Defendants miss the point of plaintiffs' claim. Plaintiffs contend that the settlement stipulation, made before they knew of the additonal insurance, was the contract that was induced by defendants' misrepresentations. As a result of the stipulation plaintiffs terminated the trial without a verdict. It has long been the law in New York that one who has been fraudulently induced to enter into an agreement may affirm the agreement, retaining whatever benefits he has obtained, and still maintain an action for damages. Strong v. Strong, 102 N.Y. 69, 5 N.E. 799 (1886); Vail v. Reynolds, 118 N.Y. 297, 23 N.E. 301 (1890); Smith v. Saloman, 184 App.Div. 544, 172 N.Y.S. 515 (1st Dept. 1918); Byrnes v. National Union Ins. Co., 34 App.Div.2d 872, 310 N.Y.S.2d 781 (3d Dept. 1970). See also 12 Williston on Contracts §§ 1523, 1524 (3d ed. 1970). In fact in Strong v. Strong, supra, the New York Court of Appeals specifically approved the right to recover damages for fraud in the inducement of a claim settlement without the prior rescission of the settlement. See also Byrnes v. National Union Ins. Co., supra, and cases cited therein.

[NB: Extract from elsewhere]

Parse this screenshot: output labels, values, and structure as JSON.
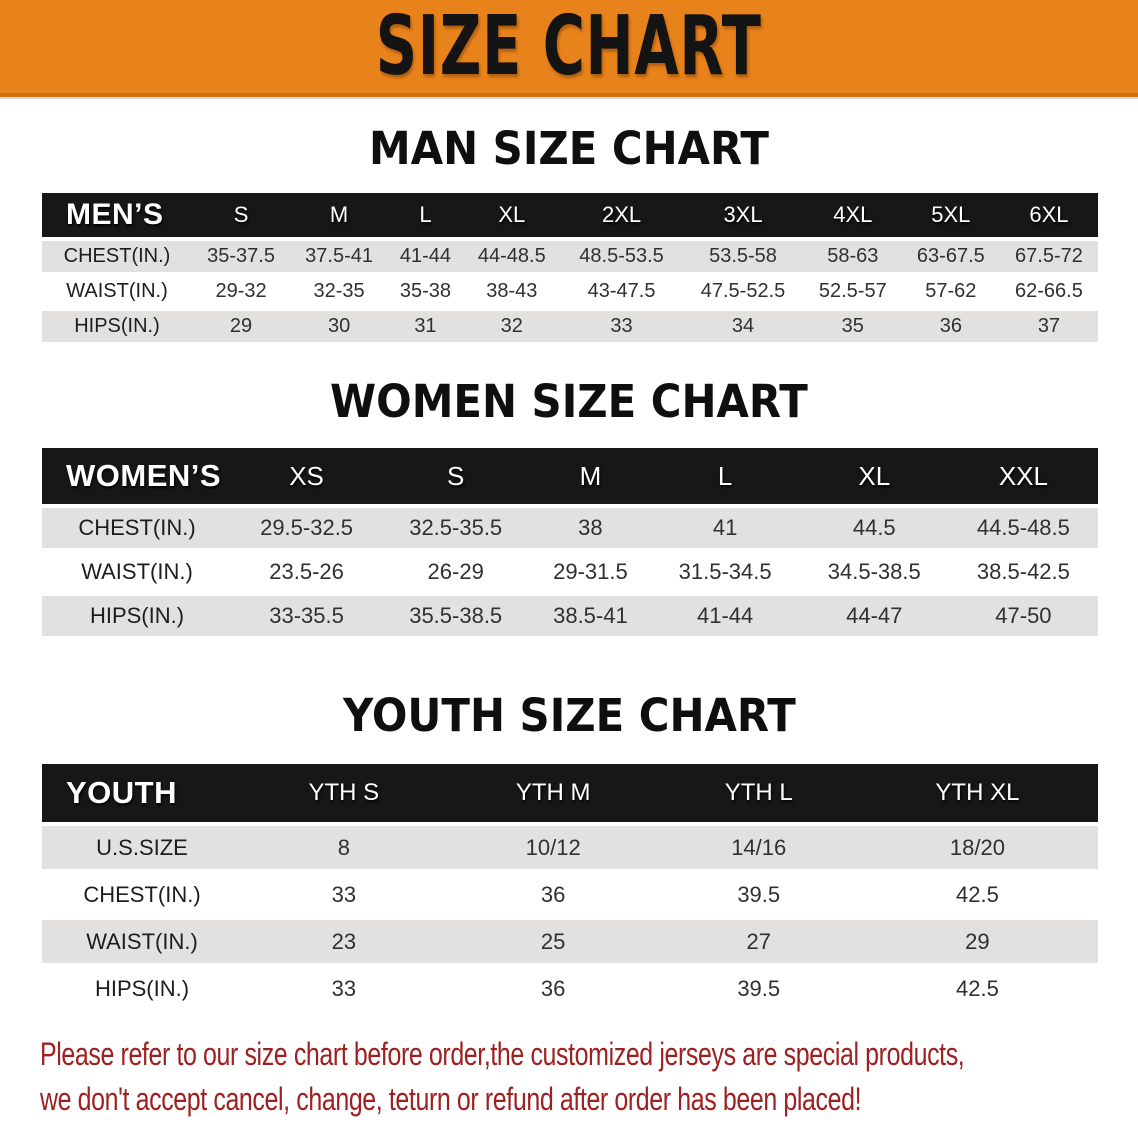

On the allegations of this complaint plaintiffs may be able to show that defendants' fraud was a proximate cause of damage to them. For example, plaintiffs may be able to prove that, because of the passage of time, the unavailability of witnesses and the defendants preview of their direct case, their likelihood of success on a second trial would have been less than it would have been at the first trial if it had gone to a verdict and less than the amount of the stipulation. We certainly cannot say that there is no possibility plaintiffs will prove they were damaged.

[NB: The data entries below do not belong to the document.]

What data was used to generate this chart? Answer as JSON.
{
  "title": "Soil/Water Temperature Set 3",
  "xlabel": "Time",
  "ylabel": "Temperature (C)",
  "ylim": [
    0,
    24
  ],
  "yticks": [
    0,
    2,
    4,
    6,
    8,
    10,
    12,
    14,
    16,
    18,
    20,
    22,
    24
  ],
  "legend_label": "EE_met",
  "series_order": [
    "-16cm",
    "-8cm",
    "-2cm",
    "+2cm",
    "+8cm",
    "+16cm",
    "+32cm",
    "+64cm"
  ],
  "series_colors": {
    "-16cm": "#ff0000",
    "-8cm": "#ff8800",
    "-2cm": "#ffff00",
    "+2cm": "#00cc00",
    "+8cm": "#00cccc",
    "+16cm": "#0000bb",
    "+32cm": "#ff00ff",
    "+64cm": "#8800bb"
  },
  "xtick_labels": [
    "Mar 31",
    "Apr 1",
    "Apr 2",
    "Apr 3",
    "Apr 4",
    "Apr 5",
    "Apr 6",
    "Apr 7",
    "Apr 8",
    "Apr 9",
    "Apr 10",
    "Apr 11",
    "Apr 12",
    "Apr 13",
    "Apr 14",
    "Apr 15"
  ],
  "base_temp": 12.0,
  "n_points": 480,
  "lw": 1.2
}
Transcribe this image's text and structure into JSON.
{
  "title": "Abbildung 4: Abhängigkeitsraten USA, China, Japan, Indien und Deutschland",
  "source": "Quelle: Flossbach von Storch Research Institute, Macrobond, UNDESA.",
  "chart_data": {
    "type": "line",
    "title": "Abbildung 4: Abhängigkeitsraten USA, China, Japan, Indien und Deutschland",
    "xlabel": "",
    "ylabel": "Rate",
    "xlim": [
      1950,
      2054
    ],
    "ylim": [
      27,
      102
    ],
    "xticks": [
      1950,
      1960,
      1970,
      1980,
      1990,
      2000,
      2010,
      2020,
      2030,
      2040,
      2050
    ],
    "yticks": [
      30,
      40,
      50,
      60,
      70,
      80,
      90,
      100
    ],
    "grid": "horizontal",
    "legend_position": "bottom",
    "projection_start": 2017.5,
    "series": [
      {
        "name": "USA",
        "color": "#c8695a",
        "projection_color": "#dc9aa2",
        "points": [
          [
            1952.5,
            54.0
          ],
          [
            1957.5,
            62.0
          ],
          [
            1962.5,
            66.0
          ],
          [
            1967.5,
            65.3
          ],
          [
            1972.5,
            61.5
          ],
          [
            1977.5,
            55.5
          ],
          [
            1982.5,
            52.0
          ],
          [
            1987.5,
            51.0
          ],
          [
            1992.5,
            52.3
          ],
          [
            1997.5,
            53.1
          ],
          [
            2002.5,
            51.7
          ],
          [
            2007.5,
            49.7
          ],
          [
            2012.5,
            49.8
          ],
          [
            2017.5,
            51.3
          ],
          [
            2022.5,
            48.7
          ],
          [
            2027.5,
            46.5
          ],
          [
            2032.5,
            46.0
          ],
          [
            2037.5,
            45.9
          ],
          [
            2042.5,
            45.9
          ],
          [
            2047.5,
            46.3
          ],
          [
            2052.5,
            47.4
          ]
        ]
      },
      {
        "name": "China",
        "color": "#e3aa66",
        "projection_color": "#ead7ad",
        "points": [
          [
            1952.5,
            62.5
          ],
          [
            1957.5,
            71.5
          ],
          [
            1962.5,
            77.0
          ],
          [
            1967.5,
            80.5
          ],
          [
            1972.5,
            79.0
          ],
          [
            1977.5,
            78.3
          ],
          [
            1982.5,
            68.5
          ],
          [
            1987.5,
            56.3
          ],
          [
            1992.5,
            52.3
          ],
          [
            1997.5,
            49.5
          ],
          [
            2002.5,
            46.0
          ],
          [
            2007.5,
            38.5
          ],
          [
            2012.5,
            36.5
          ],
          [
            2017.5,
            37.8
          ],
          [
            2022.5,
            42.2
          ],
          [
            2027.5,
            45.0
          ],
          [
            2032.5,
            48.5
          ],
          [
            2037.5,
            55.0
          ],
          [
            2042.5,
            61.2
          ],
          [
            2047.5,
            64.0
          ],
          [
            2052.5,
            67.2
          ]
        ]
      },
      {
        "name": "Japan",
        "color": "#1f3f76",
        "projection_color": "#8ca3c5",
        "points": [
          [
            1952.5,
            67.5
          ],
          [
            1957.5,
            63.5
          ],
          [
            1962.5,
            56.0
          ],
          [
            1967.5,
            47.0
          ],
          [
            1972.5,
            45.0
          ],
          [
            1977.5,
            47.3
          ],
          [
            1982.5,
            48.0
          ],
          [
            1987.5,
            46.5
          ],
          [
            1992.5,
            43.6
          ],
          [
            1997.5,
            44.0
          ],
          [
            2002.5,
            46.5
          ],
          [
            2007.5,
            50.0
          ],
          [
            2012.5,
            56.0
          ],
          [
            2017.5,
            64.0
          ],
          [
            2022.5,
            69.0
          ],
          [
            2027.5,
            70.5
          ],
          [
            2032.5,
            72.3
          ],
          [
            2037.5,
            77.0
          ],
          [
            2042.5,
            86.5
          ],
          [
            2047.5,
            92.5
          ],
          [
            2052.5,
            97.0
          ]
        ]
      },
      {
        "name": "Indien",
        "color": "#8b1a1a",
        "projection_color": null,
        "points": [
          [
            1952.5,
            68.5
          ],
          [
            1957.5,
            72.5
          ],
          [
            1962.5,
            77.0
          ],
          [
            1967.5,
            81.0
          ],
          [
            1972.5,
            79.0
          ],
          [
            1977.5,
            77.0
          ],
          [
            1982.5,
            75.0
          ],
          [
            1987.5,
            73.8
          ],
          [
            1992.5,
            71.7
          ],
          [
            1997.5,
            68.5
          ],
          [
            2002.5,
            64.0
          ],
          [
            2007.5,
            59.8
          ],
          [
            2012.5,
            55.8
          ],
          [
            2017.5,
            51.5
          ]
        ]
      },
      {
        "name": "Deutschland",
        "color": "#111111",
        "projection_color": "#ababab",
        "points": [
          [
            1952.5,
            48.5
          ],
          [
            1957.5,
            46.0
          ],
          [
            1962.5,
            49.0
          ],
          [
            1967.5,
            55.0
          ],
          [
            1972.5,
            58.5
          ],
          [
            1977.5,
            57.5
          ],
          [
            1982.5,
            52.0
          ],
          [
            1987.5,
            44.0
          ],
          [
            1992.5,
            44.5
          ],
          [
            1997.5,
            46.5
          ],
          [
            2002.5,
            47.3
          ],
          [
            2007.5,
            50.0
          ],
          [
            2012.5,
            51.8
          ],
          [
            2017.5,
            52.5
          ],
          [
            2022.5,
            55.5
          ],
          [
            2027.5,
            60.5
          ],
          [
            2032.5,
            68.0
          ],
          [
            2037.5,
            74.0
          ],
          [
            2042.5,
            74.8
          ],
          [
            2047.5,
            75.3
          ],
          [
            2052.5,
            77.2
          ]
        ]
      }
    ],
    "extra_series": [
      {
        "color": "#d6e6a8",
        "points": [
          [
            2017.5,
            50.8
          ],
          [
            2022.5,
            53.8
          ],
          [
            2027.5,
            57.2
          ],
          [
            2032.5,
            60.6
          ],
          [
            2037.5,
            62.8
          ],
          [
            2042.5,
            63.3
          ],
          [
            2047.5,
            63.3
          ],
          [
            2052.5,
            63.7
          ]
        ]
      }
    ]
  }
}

Defendant also moves to dismiss on the ground that the instant action is stayed by an order of the Supreme Court of the State of New York. As mentioned above, on June 17, 1971 Citizens was liquidated. Pursuant to Insurance Law § 528 (McKinney's 1966) the court on that date enjoined all persons from prosecuting any action against the corporation.

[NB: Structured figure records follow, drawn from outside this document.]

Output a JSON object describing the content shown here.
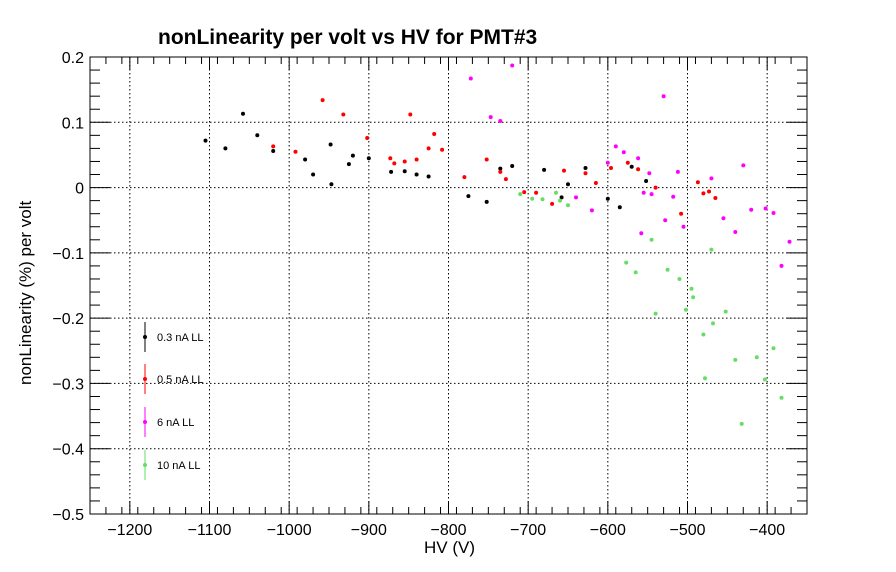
{
  "chart_data": {
    "type": "scatter",
    "title": "nonLinearity per volt vs HV for PMT#3",
    "xlabel": "HV (V)",
    "ylabel": "nonLinearity (%) per volt",
    "xlim": [
      -1250,
      -350
    ],
    "ylim": [
      -0.5,
      0.2
    ],
    "x_ticks": [
      -1200,
      -1100,
      -1000,
      -900,
      -800,
      -700,
      -600,
      -500,
      -400
    ],
    "x_tick_labels": [
      "−1200",
      "−1100",
      "−1000",
      "−900",
      "−800",
      "−700",
      "−600",
      "−500",
      "−400"
    ],
    "y_ticks": [
      -0.5,
      -0.4,
      -0.3,
      -0.2,
      -0.1,
      0,
      0.1,
      0.2
    ],
    "y_tick_labels": [
      "−0.5",
      "−0.4",
      "−0.3",
      "−0.2",
      "−0.1",
      "0",
      "0.1",
      "0.2"
    ],
    "grid": true,
    "legend_position": "bottom-left",
    "series": [
      {
        "name": "0.3 nA LL",
        "color": "#000000",
        "points": [
          [
            -1105,
            0.072
          ],
          [
            -1080,
            0.06
          ],
          [
            -1058,
            0.113
          ],
          [
            -1040,
            0.08
          ],
          [
            -1020,
            0.056
          ],
          [
            -980,
            0.043
          ],
          [
            -970,
            0.02
          ],
          [
            -948,
            0.066
          ],
          [
            -947,
            0.005
          ],
          [
            -925,
            0.036
          ],
          [
            -920,
            0.049
          ],
          [
            -900,
            0.045
          ],
          [
            -872,
            0.024
          ],
          [
            -855,
            0.025
          ],
          [
            -840,
            0.02
          ],
          [
            -825,
            0.017
          ],
          [
            -775,
            -0.013
          ],
          [
            -752,
            -0.022
          ],
          [
            -735,
            0.029
          ],
          [
            -720,
            0.033
          ],
          [
            -680,
            0.027
          ],
          [
            -658,
            -0.015
          ],
          [
            -650,
            0.005
          ],
          [
            -628,
            0.03
          ],
          [
            -600,
            -0.017
          ],
          [
            -585,
            -0.03
          ],
          [
            -570,
            0.032
          ],
          [
            -552,
            0.01
          ]
        ]
      },
      {
        "name": "0.5 nA LL",
        "color": "#ff0000",
        "points": [
          [
            -1020,
            0.063
          ],
          [
            -992,
            0.055
          ],
          [
            -958,
            0.134
          ],
          [
            -932,
            0.112
          ],
          [
            -902,
            0.076
          ],
          [
            -873,
            0.045
          ],
          [
            -868,
            0.037
          ],
          [
            -855,
            0.04
          ],
          [
            -848,
            0.112
          ],
          [
            -840,
            0.043
          ],
          [
            -825,
            0.06
          ],
          [
            -818,
            0.082
          ],
          [
            -808,
            0.058
          ],
          [
            -780,
            0.016
          ],
          [
            -752,
            0.043
          ],
          [
            -735,
            0.024
          ],
          [
            -728,
            0.013
          ],
          [
            -705,
            -0.007
          ],
          [
            -690,
            -0.008
          ],
          [
            -670,
            -0.025
          ],
          [
            -655,
            0.026
          ],
          [
            -628,
            0.022
          ],
          [
            -615,
            0.007
          ],
          [
            -596,
            0.03
          ],
          [
            -575,
            0.038
          ],
          [
            -562,
            0.028
          ],
          [
            -540,
            0.0
          ],
          [
            -487,
            0.008
          ],
          [
            -480,
            -0.009
          ],
          [
            -473,
            -0.006
          ],
          [
            -465,
            -0.016
          ],
          [
            -508,
            -0.04
          ]
        ]
      },
      {
        "name": "6 nA LL",
        "color": "#ff00ff",
        "points": [
          [
            -772,
            0.167
          ],
          [
            -747,
            0.108
          ],
          [
            -735,
            0.102
          ],
          [
            -720,
            0.187
          ],
          [
            -600,
            0.038
          ],
          [
            -590,
            0.063
          ],
          [
            -580,
            0.054
          ],
          [
            -562,
            0.045
          ],
          [
            -558,
            -0.07
          ],
          [
            -555,
            -0.008
          ],
          [
            -548,
            0.022
          ],
          [
            -545,
            -0.01
          ],
          [
            -530,
            0.14
          ],
          [
            -528,
            -0.05
          ],
          [
            -518,
            -0.014
          ],
          [
            -512,
            0.024
          ],
          [
            -505,
            -0.06
          ],
          [
            -470,
            0.014
          ],
          [
            -455,
            -0.047
          ],
          [
            -440,
            -0.068
          ],
          [
            -430,
            0.034
          ],
          [
            -420,
            -0.034
          ],
          [
            -402,
            -0.032
          ],
          [
            -392,
            -0.039
          ],
          [
            -382,
            -0.12
          ],
          [
            -372,
            -0.083
          ],
          [
            -640,
            -0.015
          ],
          [
            -620,
            -0.035
          ]
        ]
      },
      {
        "name": "10 nA LL",
        "color": "#66dd66",
        "points": [
          [
            -710,
            -0.01
          ],
          [
            -695,
            -0.017
          ],
          [
            -682,
            -0.018
          ],
          [
            -665,
            -0.008
          ],
          [
            -660,
            -0.02
          ],
          [
            -650,
            -0.027
          ],
          [
            -577,
            -0.115
          ],
          [
            -565,
            -0.13
          ],
          [
            -545,
            -0.08
          ],
          [
            -540,
            -0.193
          ],
          [
            -525,
            -0.126
          ],
          [
            -510,
            -0.14
          ],
          [
            -502,
            -0.187
          ],
          [
            -495,
            -0.155
          ],
          [
            -493,
            -0.168
          ],
          [
            -480,
            -0.225
          ],
          [
            -478,
            -0.292
          ],
          [
            -470,
            -0.095
          ],
          [
            -468,
            -0.208
          ],
          [
            -452,
            -0.19
          ],
          [
            -440,
            -0.264
          ],
          [
            -432,
            -0.362
          ],
          [
            -413,
            -0.26
          ],
          [
            -403,
            -0.294
          ],
          [
            -392,
            -0.246
          ],
          [
            -382,
            -0.322
          ]
        ]
      }
    ]
  }
}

This injunction would require our dismissal of the instant proceeding only if the state court requires exclusive jurisdiction to protect the res the corporate assets. Thus, if two suits are in rem or quasi in rem, the court first assuming jurisdiction over the property may maintain and exercise that jurisdiction to the exclusion of the other in order "to avoid unseemly and disastrous conflicts in the administration of our dual judicial system. . . ." Penn General Casualty Co. v. Pennsylvania, 294 U.S. 189, 195, 55 S. Ct. 386, 389, 79 L. Ed. 850 (1935). But two actions may proceed simultaneously where one is in rem and the other is in personam. "[W]here the state court has control of the administration of . . . [an] estate, an action in personam may be instituted *708 in the federal court . . . to establish the validity and amount of a claim against the estate, since the federal court's action in no way interferes with the state court's control of the res." 1A Moore's Federal Practice 2607 (2d Ed. 1965); Riehle v. Margolies, 279 U.S. 218, 224, 49 S. Ct. 310, 73 L. Ed. 669 (1929). See also Barrett v. International Underwriters, Inc., 346 F.2d 345 (7th Cir. 1965); Dempsey v. Pink, 92 F.2d 572 (2d Cir. 1937). Here plaintiffs seek to establish Citizens' in personam liability for its allegedly fraudulent acts. This cause of action, to decide a claim against funds being administered by the State court, in no way interferes with the State's custody or control of the res.
We therefore hold that the State Court injunction issued in aid of the liquidation proceeding does not bar this action, and that this court has jurisdiction.